When I was sure he was finished, I walked up and struck up a conversation. I complimented him on his weight manipulation and asked if the 120 lb dumbbells on the end of the rack were indeed the gym’s largest dumbbells and if he would be on a mission to lift them. He didn’t seem pleased to be spending too much time with me, but I was successful in learning his name was Wes, and only a handful of people had graduated to those weights for a flat chest, and he was among that class. I took note of his clean, pressed outfit and gelled hair, and ascertained he was more concerned about his aesthetics, than the actual poundage he was capable of. Not to be deterred, I was sure I found my boy!
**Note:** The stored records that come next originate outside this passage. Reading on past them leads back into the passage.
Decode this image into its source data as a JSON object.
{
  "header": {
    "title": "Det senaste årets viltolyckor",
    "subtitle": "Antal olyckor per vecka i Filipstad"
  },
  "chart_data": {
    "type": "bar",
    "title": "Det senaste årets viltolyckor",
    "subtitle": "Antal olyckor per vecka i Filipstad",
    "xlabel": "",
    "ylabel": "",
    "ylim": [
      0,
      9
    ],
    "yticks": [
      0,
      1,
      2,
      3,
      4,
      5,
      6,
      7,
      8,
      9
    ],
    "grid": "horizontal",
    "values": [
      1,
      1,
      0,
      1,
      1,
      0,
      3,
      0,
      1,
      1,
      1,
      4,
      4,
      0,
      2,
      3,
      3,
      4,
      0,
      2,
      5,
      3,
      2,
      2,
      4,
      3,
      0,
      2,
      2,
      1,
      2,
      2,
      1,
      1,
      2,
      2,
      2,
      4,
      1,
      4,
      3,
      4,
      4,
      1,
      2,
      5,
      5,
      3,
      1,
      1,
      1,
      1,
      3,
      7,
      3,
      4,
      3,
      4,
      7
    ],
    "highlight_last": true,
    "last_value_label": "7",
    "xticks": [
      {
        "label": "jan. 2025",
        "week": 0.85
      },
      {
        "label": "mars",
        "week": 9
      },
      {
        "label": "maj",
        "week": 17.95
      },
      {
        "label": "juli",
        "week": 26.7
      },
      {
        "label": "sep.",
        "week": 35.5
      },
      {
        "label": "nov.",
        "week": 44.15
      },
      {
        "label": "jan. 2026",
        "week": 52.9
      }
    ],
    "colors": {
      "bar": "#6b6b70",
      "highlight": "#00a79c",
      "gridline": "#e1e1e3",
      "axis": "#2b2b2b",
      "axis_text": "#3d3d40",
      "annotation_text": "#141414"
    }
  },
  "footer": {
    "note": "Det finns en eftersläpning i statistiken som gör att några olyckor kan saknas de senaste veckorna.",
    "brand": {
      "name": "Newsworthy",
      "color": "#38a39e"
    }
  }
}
A few compliments on his prestige and power, and I successful engaged him in a challenge to see how many reps we could squeeze out in an attempt to one up the other. He assured me his target of 8 would be reached, while I encouraged I would get him to 9 or 10. After a few rounds of, “no no, you firsts,” I took the weights in hand to bat lead off. I eyed the weights with confidence and felt that inner demon urge me to take this to a place he had never seen before. I gracefully rocked backwards with my weight in my chest and immediately pushed toward the heavens when my shoulders made contact with the bench. I glanced up and looked at a doubtful Wes, who seemed to be more interested in the ladies doing shoulder presses on the next bench, then a shit disturbing Californian intent on taking him out of his comfort zone. Finding a nice steady pace, I felt the blood flow into the chest, and through my triceps. Focusing on each rep and barely taking notice of the number of reps, I quickly found myself pushing up 25 reps, when I saw Wes walk away out of my peripheral. I wondered if the ladies on the next bench had left, too. Surely, Wes wasn’t quitting on me before he started.
I pushed another five, to get me to an even 30, before re-racking my weights. I backed away and noticed a small group of young guys watching intently. I smiled broadly and gave them a nod.
“Do you guys know Wes?” I inquired.
“Not really. He’s kind of a dick.”
I decided if they’ve given up on Wes, it was okay for me to give up on him, too. Wes is not going to be a guy who will ever be concerned with how much he can put up, as much as he probably wonders if he can get a guest spot on Jersey Shore II.
I talk with the group of young guys and they let me know it’s a great gym, with really good people, for the most part. They enjoy working out there and they are really good at pushing themselves. They may never be huge guys, but they have big hearts and they love to challenge themselves. I spend the remainder of my time with them giving them tips and encouragement on setting and obtaining their goals.
On a side note, one of the guys, Kelly, has a roommate who is quite the lifter and loves to challenge himself with the weights. In fact, he has done a few strongmen and maybe I’d heard of him. It turns out, his roommate is Kevin Nee. For those of you who don’t know, Kevin Nee has competed in the World’s Strongest Man five times and one of the few Americans who have made it to the finals. Kelly asks when I’m town next, would I like to meet with Kevin and go to his power lifting gym to work out with him.
What an honor! Hopefully, he’ll let me bring Wes.